Frey also mentioned that the trend is likely to continue till 2045 when the White population will dip below 50 percent, removing any kind of racial majority in the nation. Besides, between 2015 and 2060, the Hispanic and Asian populations will probably increase double in size and the multiracial population is likely to get tripled because of both immigration and births.
Arturo Vargas, chief executive of NALEO Educational Fund, a Latino advocacy group, said that the changing demographics of the country should make state officials put Hispanics at the lead while making policies and drawing districts. “People haven’t recognized that Latinos are changing the face of the nation. There is a meaningful and significant Latino population in virtually all states, except maybe Vermont, New Hampshire and Maine. … What I would hope is that policymakers begin looking at their decisions about resource allocation and other policies through a Latino lens,” Vargas noted, before adding, “We know people migrate to where there are economic opportunities. In cities in Kansas … the meatpacking industry was kept going because of Latino workers.”
On the other hand, Marc Morial, president and chief executive of the National Urban League, explained a possible reason why Hispanics living in the US may have avoided the census earlier.

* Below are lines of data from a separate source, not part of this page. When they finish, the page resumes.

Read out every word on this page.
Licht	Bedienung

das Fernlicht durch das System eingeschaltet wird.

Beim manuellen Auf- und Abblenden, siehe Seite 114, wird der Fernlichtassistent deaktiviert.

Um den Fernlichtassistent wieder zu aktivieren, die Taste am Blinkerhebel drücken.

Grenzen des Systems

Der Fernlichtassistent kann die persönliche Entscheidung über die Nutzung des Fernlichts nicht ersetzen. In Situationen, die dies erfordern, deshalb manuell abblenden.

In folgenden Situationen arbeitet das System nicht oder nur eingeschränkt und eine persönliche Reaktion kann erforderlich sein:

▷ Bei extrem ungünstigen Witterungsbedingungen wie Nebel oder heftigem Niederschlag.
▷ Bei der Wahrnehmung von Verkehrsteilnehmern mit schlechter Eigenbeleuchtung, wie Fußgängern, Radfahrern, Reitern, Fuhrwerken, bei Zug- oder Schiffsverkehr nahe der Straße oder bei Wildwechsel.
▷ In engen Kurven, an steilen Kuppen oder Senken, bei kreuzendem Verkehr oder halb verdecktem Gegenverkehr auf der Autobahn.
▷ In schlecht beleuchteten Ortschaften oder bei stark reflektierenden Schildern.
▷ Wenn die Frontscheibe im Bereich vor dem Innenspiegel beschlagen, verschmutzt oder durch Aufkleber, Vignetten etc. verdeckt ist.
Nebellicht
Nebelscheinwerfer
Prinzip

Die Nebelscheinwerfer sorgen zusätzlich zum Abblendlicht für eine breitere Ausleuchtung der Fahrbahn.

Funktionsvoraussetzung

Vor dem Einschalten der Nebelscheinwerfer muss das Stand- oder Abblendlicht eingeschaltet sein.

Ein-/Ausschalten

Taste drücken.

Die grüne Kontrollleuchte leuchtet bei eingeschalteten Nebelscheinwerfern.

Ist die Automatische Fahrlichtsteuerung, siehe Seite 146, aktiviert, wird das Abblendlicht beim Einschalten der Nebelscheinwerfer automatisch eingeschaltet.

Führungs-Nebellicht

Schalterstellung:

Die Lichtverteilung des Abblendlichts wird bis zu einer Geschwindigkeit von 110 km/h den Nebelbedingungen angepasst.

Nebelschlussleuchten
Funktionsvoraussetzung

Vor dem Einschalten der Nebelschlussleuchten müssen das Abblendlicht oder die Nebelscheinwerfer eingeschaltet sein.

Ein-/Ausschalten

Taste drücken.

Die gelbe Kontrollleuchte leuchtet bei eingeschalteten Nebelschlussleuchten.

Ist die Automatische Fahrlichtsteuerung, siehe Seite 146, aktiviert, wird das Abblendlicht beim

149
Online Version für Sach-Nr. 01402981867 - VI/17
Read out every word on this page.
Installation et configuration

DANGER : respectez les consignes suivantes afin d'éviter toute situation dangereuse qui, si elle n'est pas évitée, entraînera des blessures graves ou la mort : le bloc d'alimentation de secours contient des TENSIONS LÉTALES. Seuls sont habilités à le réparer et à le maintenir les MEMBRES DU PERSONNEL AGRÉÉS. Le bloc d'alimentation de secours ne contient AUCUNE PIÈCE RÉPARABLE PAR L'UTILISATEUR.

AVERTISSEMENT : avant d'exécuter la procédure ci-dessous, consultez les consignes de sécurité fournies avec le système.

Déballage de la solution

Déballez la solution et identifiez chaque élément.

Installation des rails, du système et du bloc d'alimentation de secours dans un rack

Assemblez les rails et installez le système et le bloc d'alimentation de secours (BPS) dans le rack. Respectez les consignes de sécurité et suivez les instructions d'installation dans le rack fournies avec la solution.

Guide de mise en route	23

He said because of former President Donald Trump’s immigration policies and failed mandate to include a citizenship question in the 2020 census, people of color were not counted accurately by the Census Bureau. “I fear an undercount of people of color because of the way the census was conducted. It was politicized from the very beginning by the Trump administration, notwithstanding the valiant efforts by the Census Bureau to push back on that politicization,” Morial, whose organization sued the government over its decision to end the count earlier than planned, added.